In a lengthy phone call with Rep. Ellen Tauscher this afternoon following her White House debriefing about her fourth trip to Iraq, she once again expressed her continued dissatisfaction with the pace of political progress there.
(Tauscher posted a very interesting web diary during her trip. Click here to read her entries.)
“It’s very apparent that the Iraqis have woefully abused the military surge and the modicum of security that it has provided,” said Tauscher, a member of the House Armed Services Committee and chairwoman of its strategic arms sub-committee. “The military surge was promised as an opportunity for the Iraqis to have a political surge but they have not redoubled their efforts for any significant political reconciliation, which is the only way to stop the civil war.”

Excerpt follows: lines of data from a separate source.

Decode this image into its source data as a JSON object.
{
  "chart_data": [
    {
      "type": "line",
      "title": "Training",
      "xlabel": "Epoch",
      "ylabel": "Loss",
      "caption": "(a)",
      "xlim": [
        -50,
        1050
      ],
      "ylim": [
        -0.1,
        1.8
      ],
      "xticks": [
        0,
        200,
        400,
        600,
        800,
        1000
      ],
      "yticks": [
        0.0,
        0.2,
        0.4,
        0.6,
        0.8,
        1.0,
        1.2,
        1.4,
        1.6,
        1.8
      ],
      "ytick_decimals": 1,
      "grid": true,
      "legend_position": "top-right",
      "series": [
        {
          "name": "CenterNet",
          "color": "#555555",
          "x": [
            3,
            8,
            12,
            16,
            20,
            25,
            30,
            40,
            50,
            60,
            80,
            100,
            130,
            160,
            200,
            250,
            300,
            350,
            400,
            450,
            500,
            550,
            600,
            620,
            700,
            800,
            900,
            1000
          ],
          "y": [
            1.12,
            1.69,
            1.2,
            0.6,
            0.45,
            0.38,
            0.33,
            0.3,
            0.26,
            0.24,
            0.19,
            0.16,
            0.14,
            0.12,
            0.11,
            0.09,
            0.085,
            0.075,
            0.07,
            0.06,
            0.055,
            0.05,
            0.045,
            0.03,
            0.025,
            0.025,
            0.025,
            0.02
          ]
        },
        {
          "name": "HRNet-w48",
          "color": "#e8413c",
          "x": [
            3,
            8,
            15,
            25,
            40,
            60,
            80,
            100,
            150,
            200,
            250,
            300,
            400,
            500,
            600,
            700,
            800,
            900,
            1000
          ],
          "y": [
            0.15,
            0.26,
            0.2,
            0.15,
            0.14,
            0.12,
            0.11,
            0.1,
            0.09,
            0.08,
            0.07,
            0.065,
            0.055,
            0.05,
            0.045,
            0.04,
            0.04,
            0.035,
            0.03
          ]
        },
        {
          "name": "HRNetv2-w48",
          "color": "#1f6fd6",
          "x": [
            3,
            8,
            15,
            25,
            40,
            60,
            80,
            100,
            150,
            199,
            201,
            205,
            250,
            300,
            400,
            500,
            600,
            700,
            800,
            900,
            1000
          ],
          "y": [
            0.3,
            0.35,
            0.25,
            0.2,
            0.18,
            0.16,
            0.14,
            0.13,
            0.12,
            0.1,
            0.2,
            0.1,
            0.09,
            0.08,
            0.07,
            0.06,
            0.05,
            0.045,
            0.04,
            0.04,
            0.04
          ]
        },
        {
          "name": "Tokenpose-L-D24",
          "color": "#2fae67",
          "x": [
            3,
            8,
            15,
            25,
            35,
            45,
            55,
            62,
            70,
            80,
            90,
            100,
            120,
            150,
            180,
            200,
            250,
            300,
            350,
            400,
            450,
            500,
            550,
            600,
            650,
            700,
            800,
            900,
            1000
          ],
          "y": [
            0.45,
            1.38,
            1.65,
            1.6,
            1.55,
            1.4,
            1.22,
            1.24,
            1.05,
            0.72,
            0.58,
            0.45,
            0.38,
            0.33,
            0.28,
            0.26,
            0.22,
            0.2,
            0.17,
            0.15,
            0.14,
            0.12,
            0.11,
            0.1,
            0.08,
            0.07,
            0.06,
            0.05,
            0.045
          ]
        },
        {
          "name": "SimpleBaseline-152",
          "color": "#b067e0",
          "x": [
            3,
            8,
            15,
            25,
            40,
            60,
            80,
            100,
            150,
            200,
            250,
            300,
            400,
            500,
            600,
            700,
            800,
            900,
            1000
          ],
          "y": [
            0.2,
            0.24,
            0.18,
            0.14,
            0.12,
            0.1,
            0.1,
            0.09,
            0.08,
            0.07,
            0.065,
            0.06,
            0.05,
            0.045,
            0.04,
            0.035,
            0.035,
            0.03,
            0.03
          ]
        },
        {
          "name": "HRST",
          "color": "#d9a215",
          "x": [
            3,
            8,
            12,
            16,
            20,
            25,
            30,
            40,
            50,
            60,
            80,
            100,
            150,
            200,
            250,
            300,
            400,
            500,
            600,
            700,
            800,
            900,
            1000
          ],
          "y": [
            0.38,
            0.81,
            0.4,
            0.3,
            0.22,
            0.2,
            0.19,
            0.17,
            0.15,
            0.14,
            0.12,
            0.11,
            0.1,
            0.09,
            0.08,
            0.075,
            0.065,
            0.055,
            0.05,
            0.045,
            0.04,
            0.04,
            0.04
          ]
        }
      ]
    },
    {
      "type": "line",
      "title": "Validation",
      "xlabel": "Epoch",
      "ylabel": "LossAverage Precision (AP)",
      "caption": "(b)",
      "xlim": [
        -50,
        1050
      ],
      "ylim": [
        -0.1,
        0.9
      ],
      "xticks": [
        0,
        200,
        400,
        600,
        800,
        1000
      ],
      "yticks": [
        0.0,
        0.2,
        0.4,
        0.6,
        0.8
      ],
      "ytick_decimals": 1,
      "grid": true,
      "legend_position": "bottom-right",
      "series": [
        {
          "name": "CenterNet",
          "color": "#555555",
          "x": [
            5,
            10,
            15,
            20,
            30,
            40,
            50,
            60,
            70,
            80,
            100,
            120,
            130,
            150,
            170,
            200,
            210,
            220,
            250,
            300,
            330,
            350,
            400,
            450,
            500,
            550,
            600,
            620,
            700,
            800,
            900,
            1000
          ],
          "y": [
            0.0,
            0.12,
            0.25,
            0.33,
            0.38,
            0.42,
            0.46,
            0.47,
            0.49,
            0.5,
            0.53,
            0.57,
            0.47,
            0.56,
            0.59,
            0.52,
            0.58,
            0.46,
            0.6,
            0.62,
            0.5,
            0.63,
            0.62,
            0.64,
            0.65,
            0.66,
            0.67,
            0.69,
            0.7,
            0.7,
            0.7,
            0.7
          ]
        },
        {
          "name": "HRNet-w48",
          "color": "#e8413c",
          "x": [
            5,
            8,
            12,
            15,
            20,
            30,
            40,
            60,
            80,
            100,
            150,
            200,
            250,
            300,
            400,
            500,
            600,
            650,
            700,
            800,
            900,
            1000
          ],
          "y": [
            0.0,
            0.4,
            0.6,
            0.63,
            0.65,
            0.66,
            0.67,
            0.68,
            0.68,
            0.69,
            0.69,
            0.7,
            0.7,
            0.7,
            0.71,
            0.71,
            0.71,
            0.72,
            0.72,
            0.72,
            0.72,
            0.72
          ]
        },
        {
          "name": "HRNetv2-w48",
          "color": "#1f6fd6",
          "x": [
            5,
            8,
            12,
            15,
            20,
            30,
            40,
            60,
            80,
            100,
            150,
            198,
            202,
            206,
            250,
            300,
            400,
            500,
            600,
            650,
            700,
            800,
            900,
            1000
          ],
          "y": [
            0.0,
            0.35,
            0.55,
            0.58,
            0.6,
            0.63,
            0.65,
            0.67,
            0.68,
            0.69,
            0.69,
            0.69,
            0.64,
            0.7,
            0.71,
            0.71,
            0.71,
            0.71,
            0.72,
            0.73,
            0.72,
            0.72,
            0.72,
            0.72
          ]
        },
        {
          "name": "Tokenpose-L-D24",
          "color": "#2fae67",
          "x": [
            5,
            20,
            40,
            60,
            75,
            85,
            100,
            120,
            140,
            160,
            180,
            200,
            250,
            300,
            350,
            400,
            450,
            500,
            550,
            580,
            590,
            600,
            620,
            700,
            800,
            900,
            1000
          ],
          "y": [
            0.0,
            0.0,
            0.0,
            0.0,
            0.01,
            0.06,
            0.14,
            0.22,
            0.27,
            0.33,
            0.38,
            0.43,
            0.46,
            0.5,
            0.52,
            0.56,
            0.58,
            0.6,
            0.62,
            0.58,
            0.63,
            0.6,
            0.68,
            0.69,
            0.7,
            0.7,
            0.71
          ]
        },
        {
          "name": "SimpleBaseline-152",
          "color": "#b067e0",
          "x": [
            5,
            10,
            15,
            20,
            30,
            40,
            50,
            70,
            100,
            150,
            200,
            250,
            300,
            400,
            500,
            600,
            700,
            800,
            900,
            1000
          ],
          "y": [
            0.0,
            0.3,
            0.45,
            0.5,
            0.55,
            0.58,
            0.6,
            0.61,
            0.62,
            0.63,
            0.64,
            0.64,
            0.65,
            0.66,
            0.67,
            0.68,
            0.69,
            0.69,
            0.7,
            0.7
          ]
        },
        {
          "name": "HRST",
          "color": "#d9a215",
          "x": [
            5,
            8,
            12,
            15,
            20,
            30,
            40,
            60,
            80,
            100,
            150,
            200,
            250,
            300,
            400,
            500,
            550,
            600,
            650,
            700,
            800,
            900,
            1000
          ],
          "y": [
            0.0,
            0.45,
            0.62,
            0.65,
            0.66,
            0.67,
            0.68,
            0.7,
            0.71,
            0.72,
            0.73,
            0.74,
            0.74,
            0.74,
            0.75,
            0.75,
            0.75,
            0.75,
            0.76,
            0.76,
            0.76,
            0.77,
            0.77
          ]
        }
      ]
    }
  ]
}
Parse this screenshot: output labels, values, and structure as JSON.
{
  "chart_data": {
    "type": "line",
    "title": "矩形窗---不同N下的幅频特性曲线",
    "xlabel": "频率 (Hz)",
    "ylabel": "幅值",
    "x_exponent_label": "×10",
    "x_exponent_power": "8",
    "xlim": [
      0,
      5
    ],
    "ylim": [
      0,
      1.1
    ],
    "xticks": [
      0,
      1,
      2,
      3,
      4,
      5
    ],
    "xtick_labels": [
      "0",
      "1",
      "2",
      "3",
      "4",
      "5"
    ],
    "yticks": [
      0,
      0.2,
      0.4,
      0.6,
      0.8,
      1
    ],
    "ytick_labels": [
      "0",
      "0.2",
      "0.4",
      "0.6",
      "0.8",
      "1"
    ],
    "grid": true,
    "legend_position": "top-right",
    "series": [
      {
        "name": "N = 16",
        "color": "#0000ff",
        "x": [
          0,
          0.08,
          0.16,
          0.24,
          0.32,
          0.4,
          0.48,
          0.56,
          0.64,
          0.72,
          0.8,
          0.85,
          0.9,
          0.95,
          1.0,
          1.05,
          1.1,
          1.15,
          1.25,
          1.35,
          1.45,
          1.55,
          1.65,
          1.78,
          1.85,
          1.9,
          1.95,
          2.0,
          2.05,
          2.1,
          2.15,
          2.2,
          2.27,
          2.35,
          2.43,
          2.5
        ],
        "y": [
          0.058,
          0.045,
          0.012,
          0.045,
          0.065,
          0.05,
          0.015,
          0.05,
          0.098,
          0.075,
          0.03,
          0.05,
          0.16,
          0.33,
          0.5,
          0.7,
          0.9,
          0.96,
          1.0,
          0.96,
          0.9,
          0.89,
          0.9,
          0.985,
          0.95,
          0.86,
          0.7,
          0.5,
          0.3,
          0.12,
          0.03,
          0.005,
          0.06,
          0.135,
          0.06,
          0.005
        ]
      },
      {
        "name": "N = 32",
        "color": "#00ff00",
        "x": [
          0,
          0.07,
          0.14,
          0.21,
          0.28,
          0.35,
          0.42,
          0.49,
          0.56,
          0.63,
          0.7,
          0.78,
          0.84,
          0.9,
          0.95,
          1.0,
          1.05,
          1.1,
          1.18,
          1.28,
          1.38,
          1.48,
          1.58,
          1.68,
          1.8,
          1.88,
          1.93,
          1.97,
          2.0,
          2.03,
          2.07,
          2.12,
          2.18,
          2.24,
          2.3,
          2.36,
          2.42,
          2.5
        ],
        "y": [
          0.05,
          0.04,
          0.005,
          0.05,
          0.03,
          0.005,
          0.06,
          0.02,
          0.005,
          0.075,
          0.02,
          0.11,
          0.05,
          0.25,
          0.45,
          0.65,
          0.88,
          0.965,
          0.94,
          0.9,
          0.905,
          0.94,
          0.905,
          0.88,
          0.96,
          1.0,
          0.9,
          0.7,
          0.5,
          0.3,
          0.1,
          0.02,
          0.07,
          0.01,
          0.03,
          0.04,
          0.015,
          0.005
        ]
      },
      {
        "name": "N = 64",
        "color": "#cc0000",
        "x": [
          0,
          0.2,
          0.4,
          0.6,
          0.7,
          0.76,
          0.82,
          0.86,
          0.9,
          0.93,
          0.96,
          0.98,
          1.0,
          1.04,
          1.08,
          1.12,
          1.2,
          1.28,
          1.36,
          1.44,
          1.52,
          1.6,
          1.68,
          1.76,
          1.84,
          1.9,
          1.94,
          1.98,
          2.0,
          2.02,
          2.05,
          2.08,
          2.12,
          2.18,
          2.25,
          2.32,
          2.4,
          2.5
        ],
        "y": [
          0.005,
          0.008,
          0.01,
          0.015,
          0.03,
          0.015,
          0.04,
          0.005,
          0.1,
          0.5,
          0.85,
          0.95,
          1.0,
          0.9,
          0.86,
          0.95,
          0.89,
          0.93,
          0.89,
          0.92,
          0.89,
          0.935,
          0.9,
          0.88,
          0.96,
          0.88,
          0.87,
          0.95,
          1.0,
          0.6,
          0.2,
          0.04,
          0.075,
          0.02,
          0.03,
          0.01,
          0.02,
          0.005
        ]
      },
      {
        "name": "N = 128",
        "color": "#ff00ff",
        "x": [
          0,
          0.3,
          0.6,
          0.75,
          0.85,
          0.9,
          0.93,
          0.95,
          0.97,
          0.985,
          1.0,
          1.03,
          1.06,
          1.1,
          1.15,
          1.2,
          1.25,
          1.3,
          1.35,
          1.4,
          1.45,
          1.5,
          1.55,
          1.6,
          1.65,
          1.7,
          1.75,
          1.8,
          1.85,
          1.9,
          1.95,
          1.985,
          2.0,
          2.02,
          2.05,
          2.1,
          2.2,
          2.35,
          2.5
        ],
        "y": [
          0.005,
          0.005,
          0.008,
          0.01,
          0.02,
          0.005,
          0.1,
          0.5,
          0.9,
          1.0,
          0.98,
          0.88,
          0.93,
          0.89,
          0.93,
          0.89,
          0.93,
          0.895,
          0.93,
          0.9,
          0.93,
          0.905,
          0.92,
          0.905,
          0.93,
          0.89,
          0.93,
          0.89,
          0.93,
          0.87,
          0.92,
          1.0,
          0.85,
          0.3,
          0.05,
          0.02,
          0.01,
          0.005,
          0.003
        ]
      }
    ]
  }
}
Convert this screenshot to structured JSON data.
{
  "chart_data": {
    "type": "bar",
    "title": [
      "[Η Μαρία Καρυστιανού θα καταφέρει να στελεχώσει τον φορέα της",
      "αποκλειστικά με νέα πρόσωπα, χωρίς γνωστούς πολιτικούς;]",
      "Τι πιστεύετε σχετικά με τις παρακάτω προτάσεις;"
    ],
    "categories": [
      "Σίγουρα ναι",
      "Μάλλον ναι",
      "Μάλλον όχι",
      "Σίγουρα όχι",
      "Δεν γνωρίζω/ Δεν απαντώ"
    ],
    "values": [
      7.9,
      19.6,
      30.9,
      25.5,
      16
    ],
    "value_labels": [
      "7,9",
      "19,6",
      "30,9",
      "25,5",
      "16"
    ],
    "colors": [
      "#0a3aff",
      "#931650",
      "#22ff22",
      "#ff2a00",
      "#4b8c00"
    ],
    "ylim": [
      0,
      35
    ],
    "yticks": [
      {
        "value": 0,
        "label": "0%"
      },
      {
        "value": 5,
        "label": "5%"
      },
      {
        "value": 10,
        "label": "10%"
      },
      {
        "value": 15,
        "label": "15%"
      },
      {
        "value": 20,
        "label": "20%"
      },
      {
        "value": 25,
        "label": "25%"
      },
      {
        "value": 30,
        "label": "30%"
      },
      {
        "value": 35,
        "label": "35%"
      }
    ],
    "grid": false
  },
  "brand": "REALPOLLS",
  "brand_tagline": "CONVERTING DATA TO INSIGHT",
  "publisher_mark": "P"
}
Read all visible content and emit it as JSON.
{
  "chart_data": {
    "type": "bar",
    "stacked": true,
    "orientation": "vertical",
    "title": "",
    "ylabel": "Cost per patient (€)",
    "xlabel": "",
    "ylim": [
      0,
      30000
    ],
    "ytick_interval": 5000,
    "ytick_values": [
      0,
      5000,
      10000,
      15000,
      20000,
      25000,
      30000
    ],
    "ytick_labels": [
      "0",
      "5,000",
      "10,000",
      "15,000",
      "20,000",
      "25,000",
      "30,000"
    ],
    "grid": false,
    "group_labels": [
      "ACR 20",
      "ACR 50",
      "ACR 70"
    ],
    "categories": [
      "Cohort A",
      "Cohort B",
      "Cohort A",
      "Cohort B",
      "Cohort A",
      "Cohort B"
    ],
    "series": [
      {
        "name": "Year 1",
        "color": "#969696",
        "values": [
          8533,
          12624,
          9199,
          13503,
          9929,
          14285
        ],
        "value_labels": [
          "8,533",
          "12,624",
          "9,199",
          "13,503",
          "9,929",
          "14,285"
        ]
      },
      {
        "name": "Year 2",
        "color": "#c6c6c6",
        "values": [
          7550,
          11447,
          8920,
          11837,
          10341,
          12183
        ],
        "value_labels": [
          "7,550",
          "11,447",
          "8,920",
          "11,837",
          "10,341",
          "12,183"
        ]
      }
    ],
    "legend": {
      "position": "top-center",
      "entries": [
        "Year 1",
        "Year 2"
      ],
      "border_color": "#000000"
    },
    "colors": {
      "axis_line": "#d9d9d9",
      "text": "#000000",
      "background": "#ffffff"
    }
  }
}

Tauscher led a three-member delegation to Iraq and they spent 36 hours on the ground in Baghdad over the weekend meeting with four of the top five Iraqi government leaders, U.S. Gen. David Petraeus, U.S. Ambassador to Iraq Ryan Crocker and Gen. Raymond Odierno, commander of Multi-National Corps-Iraq.
She was joined by reps. Jim Moran, D-Va., and Jon Porter, R-Nev.
Tauscher has stayed away from Baghdad for the past two years, convinced there was little new to see. But she decided to return in advance of Petraeus’ planned September report on the status of the military surge to Congress. In addition, a 70-page report assessing the military and political conditions in Iraq by the General Accountability Office is scheduled to be delivered to Congress next Tuesday. And a second report, by an independent commission of military experts, is being drafted.
On the heels of these reports, Congress is expected to debate another war funding supplemental bill.
“September is going to be the perfect storm on Iraq,” Tauscher said.
A trip to Baghdad for a member of Congress is a hyper-security event. Tauscher wore body armor, a helmet and rode in armored vehicles, an uncomfortable experience in the 115-plus-degree heat even for trained soldiers. She slept in the military’s version of a VIP dormitory and was under guard nearly every single minute of her stay.
In Tauscher’s web diary, she repeatedly makes the point that she will never complain about the pizza-oven heat, the heavy clothing or the tight security.
“These brave soldiers are wearing evening gear, long sleeved uniforms AND carrying their equipment, water, and weapons,” she wrote on Saturday. “I’m leaving tomorrow night and they have weeks or months to serve and survive. God bless them all.”
But it is a war zone and there are no guarantees of safety. The military compound where Tauscher slept came under a mortar attack at 4 a.m. Sunday. She awoke but thought the noise came from the air conditioner and fell back asleep.
During the delegates’ whirlwind of meetings, Tauscher said she told Iraqi leaders they must do more to resolve their sectarian conflicts and reach a consensus government.
“They responded with a litany of excuses, including the fact that it is dangerous and hard and at different moments, they blame each other,” Tauscher said. “It’s like a bad divorce with everyone pointing fingers.”
Tauscher says she expects Petraeus to ask Congress to give the military surge more time despite evidence that the U.S. cannot physically sustain the troop levels in Iraq.
“He will say that the military surge has had some success — he will claim more success than I think he can — and he will say that the risk of leaving is too great,” Tauscher said.
Back in Washington, D.C., Tauscher debriefed with Gen. Douglas Lute, the White House official assigned to handle Iraq issues.
In addition to her general observations, Tauscher said she recommended to Lute that the U.S. close down the so-called “Green Zone,” a heavily secured area of Baghdad that houses Iraq’s parliament.
“I call it the ‘Green Zone Fog,’ a dangerous group-think area where the diplomats and the government and military officials all use the same clauses, nouns and inflections,” she said. “It’s all air conditioned, all security all the time and it’s just the wrong optic. The Iraqi parliament needs to get out of the Green Zone so their constituents can see them.”
She also called for the U.S. to vacate Saddam Hussein’s old palaces, particularly Camp Victory where Petraeus has his headquarters.
“Those optics are wrong, too,” she said.
The U.S. has run out of good options in Iraq and continuing on the current path will only increase the risk to national security, Tauscher concluded.
“Leaving Iraq is going to have significant repercussions but staying doesn’t assure that the Iraqis get their act together or that the region steps up to help stabilize Iraq,” Tauscher said.
To that end, Tauscher sent a letter to President George Bush calling for a “Cairo Reconciliation Summit in October with the United Nations, European Union and the Arab League to provide a forum for sectarian reconciliation and confidence building measures for the Iraqi government.”